Она не знала и не могла знать, что ее комната уже есть неотъемлемая от Раскольникова, священная часть его души. И не только потому, что там лежало на комоде Евангелие Лизаветы, ожидающее его прихода, но и потому еще, что там жил Богом ему ниспосланный ангел Хранитель — полюбившая идейного убийцу проститутка Соня. Неукротимое разрастание древа жизни невероятно и чудесно. Оно никак не считается с придуманной людьми моралью. Не моральными правилами созидается жизнь, но великим запасом любви и милосердия в сердцах людей, в природе и во вселенной. Тигрица, готовая пожертвовать собою ради своих детенышей, движима не моралью, она их любит, и это все.' А Дух дышит, где хочет.
Соня снимала комнату у некого портного Капернаумо- ва, косноязычного и хромого; его жена также была косноязычна.
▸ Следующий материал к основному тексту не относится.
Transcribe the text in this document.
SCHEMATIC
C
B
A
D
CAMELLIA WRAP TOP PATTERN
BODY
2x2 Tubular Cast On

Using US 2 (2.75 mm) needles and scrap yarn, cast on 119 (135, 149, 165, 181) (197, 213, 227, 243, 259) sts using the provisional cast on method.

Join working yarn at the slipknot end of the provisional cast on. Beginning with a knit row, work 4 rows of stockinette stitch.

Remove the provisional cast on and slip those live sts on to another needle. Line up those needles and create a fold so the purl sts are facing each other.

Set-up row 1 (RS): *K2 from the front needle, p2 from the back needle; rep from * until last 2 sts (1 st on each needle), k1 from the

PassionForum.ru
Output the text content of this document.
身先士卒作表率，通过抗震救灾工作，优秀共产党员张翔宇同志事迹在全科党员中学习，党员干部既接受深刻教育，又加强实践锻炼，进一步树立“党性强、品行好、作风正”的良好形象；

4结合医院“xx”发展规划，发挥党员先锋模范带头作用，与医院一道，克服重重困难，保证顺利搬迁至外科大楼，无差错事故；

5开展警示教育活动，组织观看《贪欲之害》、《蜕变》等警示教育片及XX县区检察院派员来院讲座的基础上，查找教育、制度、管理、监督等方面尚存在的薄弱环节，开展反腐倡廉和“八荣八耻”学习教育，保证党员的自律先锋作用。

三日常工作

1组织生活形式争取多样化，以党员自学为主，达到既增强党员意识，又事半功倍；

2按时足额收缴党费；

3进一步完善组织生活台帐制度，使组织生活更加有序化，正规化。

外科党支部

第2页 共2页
У них было семь человек детей. Старший, по словам Сони, заикался, а другие — просто больные...
Это смиренное убожество, эта евангельская фамилия щемят сердце и отражают собою жалкую приниженность и затаенное смирение Сони. Она не могла не очутиться в тесном соседстве с Капернаумовыми и именно в такой комнате, в какой она теперь жила.
Когда Достоевский сосредотачивает всё свое внимание на вещах, домах и квартирах, старательно и точно отражая их сущность, надо следить за малейшей деталью в описаниях, столь у него редких и скупых. Жилище Сони Достоевский описывает подробно потому, что оно не только снимок ее греховности, ее искаженного существования и душевных страданий, но еще и часть души Раскольникова, судьба которого теперь в Сониных руках. Правильно сказано у Бердяева, что женщины в творчестве Достоевского не имеют собственной судьбы, но зато определяют собою судьбу мужчин и в ней, замечу от себя, как бы растворяются.
Комната Сони, говорит Достоевский, «была большая.., но чрезвычайно низкая, единственная, отдававшаяся от Ка- пернаумовых, запертая дверь к которым находилась в стене слева. На противоположной стороне, в стене справа, была еще другая дверь, всегда запертая наглухо. Там уже была другая, соседняя квартира, под другим нумером. Сонина комната походила как будто на сарай, имела вид весьма неправильного четырехугольника, и это придавало ей что-то уродливое. Стена с тремя окнами, выходившая на канаву, перерезывала комнату как-то вкось, отчего один угол, ужасно острый, убегал куда-то вглубь, так что его, при слабом освещении, даже и разглядеть нельзя было хорошенько; другой же угол был слишком безобразно тупой... поблизости от острого угла, стоял небольшой простого дерева комод, как бы затерявшийся в пустоте... Желтоватые, обшмыганные и истасканные обои почернели по всем углам; дожно быть, здесь бывало сыро и угарно зимой».
Какая печаль, какая мерзость запустенья/ И этот комод, стоящий как бы на грани небытия вблизи от ужасного острого угла, убегающего куда-то вглубь/ Кажется, вот еще один шаг и попадешь в мир потусторонних теней; отшатнись назад и очутишься в другом безобразно тупом углу, в его безысходности, отражающей Сонину душу, зашедшую в тупик. Но там, где Соня, там и Раскольников — ему также нет выхода, Соню привела в это серое жилище ее греховная жертвенность. Такая жертвенность неминуемо порождает встречу Сони с преступной гордыней, с носителем темной надменности — Раскольниковым.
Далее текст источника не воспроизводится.